Corey Cadby gilt noch immer als eines der größten Naturtalente, die die Dartswelt in den vergangenen Jahren hervorgebracht hat. Zugleich zählt der Australier zu den kontroversesten Figuren, die dieser Sport je kannte. Seine außergewöhnlichen Qualitäten am Oche wurden jahrelang von Problemen abseits des Darts überschattet, darunter mehrere Haftstrafen.
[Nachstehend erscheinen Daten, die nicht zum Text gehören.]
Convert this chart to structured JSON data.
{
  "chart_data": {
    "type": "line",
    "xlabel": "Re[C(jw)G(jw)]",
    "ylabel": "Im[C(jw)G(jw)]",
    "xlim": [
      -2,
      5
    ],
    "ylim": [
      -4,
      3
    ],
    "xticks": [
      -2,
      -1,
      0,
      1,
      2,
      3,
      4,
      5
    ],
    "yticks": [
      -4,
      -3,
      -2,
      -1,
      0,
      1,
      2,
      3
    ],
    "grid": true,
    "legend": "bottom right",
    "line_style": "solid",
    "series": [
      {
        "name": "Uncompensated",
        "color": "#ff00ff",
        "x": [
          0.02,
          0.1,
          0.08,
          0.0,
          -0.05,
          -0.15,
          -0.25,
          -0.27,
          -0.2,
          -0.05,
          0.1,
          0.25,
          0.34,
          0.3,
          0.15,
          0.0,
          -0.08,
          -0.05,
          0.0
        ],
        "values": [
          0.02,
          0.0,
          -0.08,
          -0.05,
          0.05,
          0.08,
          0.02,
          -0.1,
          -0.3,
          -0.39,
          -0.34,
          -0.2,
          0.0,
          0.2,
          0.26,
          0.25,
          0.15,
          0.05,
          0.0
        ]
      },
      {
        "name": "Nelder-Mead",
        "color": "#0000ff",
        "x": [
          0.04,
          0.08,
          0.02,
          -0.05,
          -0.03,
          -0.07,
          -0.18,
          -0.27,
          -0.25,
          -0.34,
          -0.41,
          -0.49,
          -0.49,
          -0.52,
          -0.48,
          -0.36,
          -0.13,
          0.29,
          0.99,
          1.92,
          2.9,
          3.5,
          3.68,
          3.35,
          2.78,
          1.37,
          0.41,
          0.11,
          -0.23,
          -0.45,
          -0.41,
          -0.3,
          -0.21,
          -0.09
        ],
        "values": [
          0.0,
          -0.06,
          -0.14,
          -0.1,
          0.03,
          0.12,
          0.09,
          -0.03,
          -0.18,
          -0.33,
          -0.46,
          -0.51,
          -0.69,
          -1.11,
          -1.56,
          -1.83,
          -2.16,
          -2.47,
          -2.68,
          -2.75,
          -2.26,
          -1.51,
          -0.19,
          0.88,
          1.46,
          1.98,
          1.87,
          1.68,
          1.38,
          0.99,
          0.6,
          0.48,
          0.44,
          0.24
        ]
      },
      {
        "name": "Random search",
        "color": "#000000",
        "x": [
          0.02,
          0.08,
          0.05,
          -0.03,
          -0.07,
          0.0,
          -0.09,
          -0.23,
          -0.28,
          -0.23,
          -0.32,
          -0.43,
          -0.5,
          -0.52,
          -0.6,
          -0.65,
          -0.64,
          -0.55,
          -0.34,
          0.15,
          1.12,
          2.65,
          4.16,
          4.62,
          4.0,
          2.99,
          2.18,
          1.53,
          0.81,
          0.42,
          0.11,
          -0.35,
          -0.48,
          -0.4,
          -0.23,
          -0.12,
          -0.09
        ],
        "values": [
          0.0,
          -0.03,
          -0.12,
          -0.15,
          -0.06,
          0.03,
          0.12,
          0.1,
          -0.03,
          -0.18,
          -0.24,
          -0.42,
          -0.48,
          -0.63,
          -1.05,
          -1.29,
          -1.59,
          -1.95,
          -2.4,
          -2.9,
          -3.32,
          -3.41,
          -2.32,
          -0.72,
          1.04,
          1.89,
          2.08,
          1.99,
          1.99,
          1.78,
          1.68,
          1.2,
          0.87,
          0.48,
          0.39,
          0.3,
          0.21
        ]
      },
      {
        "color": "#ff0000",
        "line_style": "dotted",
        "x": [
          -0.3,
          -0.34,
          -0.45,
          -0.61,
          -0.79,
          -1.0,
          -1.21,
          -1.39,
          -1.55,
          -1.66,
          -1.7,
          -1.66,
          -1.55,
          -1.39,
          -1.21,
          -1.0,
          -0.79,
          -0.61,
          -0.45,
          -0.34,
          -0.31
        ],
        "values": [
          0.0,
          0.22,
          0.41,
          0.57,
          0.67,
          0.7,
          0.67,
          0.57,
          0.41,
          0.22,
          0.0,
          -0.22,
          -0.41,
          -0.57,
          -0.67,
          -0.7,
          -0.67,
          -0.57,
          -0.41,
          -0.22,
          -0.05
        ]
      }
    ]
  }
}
In einem offenen Gespräch mit
Bang On Target blickt der Tasmanier auf diese turbulente Zeit zurück, erzählt, wie ihn das Leben hinter Gittern verändert hat, und spricht über seine Hoffnung auf eine zweite Chance in der Dartswelt.
„Das Gefängnis hat mich erwachsen gemacht“
Cadby kam erstmals nach einem bewaffneten Überfall auf eine Filiale von Hungry Jack’s, dem australischen Pendant zu Burger King, ins Gefängnis. Später folgte eine zweite Haftstrafe, nachdem er in das Haus seiner Tante eingebrochen und ihren Partner misshandelt hatte. Nach Cadbys Angaben handelte er aus Wut, weil dieser Mann seine Tante jahrelang psychisch misshandelt habe.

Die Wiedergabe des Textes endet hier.